Son dönemde sıkça duyduğumuz bir söylem var: “Terörü bitirdik.” Bu, on yıllardır bu toprakların canını yakan bir sorunun bitişini müjdeleyen, duymayı özlediğimiz bir cümle. Ancak madalyonun iki yüzü vardır. Bu zafer ilanı, aynı zamanda üzerinde derinlemesine düşünmemiz gereken stratejik bir körlüğün habercisi olabilir mi?
SİHA’lar Terörü Bitirdi mi, Evrimleştirdi mi?
Türkiye'nin insansız hava araçları (İHA-SİHA) ile elde ettiği askeri üstünlük, dağlardaki terör unsurlarına tarihi bir darbe vurduğu yadsınamaz bir gerçek. Alan hakimiyetini yitiren, hareket kabiliyeti sıfırlanan bir örgütten bahsediyoruz. Fakat terör, yalnızca dağda mevzilenen silahlı bir gruptan ibaret değildir. Tehdit, en tehlikeli haliyle, şekil değiştirerek varlığını sürdürenidir. Bugün dağlardaki o uğultulu sessizlik, güney sınırımızda çok daha kaygı verici bir sessizlikle yer değiştiriyor. Suriye’nin kuzeyinde, uluslararası aktörlerin himayesinde adım adım inşa edilen bir “yapı”, sessizce kök salıyor. Bir zamanlar dağlarda izini sürdüğümüz terörist örgüt, şimdi sınırın hemen ötesinde bir “devlet prototipine” dönüşüyor. Dolayısıyla asıl mesele, terörü “bitirmek” değil, dönüşen ve evrilen tehlikeyi doğru okuyabilmektir.

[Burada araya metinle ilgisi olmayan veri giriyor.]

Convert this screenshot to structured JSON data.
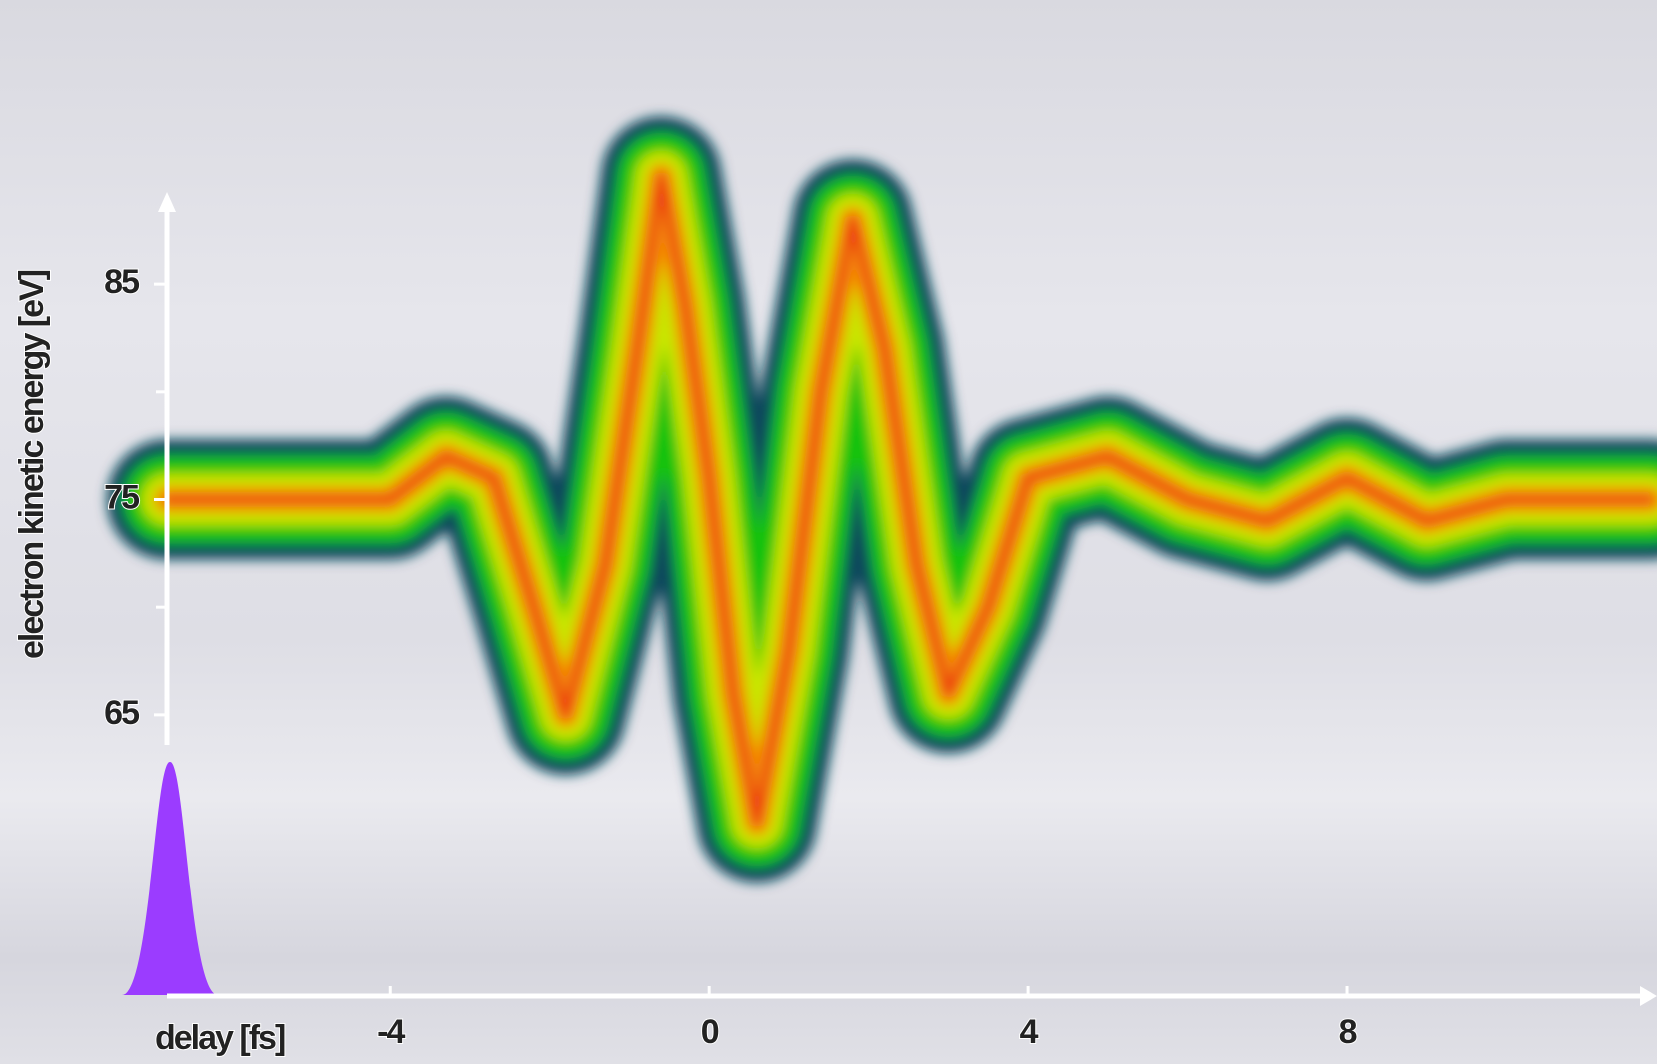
{
  "chart_data": {
    "type": "streak",
    "x_label": "delay [fs]",
    "y_label": "electron kinetic energy [eV]",
    "x": [
      -6.8,
      -6,
      -5,
      -4,
      -3.3,
      -2.7,
      -2.2,
      -1.8,
      -1.3,
      -0.9,
      -0.6,
      -0.3,
      0,
      0.3,
      0.6,
      1,
      1.4,
      1.8,
      2.2,
      2.6,
      3,
      3.5,
      4,
      5,
      6,
      7,
      8,
      9,
      10,
      11,
      11.8
    ],
    "values": [
      75,
      75,
      75,
      75,
      77,
      76,
      70,
      65,
      72,
      82,
      90,
      84,
      76,
      66,
      60,
      68,
      80,
      88,
      82,
      72,
      66,
      70,
      76,
      77,
      75,
      74,
      76,
      74,
      75,
      75,
      75
    ],
    "colors": [
      "#0f4a5c",
      "#12c20f",
      "#c8e600",
      "#ff7a00",
      "#e8141a"
    ],
    "xlim": [
      -6.8,
      11.85
    ],
    "ylim": [
      63.6,
      89
    ],
    "xticks": [
      -4,
      0,
      4,
      8
    ],
    "yticks": [
      65,
      75,
      85
    ],
    "minor_yticks": [
      70,
      80
    ]
  }
}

Kısa Vadeli Alkışlar, Uzun Vadeli Riskler
Hükümetin bu “başarı hikayesi,” iç siyasette alkış toplayan, kısa vadeli bir kazanım olarak görülebilir. Ancak bu durum, uzun vadede Türkiye’nin beka sorununu çok daha karmaşık ve kalıcı bir zemine taşıma riski barındırıyor. Neden mi? Çünkü dağda bitirilen terör, sınırın ötesinde siyasi ve diplomatik meşruiyet arayışına girdi. Küresel güçler, bu dönüşümü sadece izlemekle kalmıyor, aynı zamanda teşvik ediyor. Türkiye ise farkında olmadan, uyguladığı askeri baskıyla örgütü bu dönüşüme iten ve onu “siyasi bir aktör” olmaya zorlayan bir konuma düşüyor. Kısacası, karşımızdaki tehdit artık dağdan dağa kaçan birkaç militan grubu değil; diplomatik masalarda yer arayan, düzenli ordu gibi örgütlenen ve uluslararası koruma kalkanı edinen siyasi bir varlık olma yolunda ilerliyor.
Gerçek Zafer Sadece Silahla Kazanılmaz
Bir millet için zafer, yalnızca silahların susmasıyla ölçülemez. Gerçek zafer, tehditlerin bir sonraki hamlesini öngören ve onu boşa çıkaran stratejik akıldır. Devlet aklı, “bugünü kurtaralım” rahatlığıyla değil, “yarını güvence altına alalım” vizyonuyla hareket etmek zorundadır. Bu yüzden, her bir vatandaş olarak sormamız gereken kritik soru şudur: “Dağlardaki terörün bitirilmesi mi daha önemli, yoksa yanı başımızda kalıcı bir düşman devletçiğinin kurulmasına seyirci kalmak mı?” Bugün “terör bitti” manşetleriyle avunurken, yarın “sınırımızda yeni bir devlet kuruldu” gerçeğiyle uyanmak istemiyorsak, zaferin sarhoşluğundan ayılıp stratejik gerçeklere odaklanmalıyız.
Son Söz
Devletler, bazen en büyük zaferleri kazandıklarını sandıkları anda kaybetmeye başlarlar. Zaferin gerçek ölçüsü, sağlanan sessizlik değil, o sessizliğin neye evrildiğidir.
Biz, dağlarda susturduklarımızın, sınırın ötesinde nasıl daha güçlü bir sesle konuştuğunu ve kimler tarafından konuşturulduğunu görmek zorundayız. Unutmayalım ki gerçek beka mücadelesi, sadece sınırın ötesinde değil, asıl aklın ve stratejinin içinde kazanılır.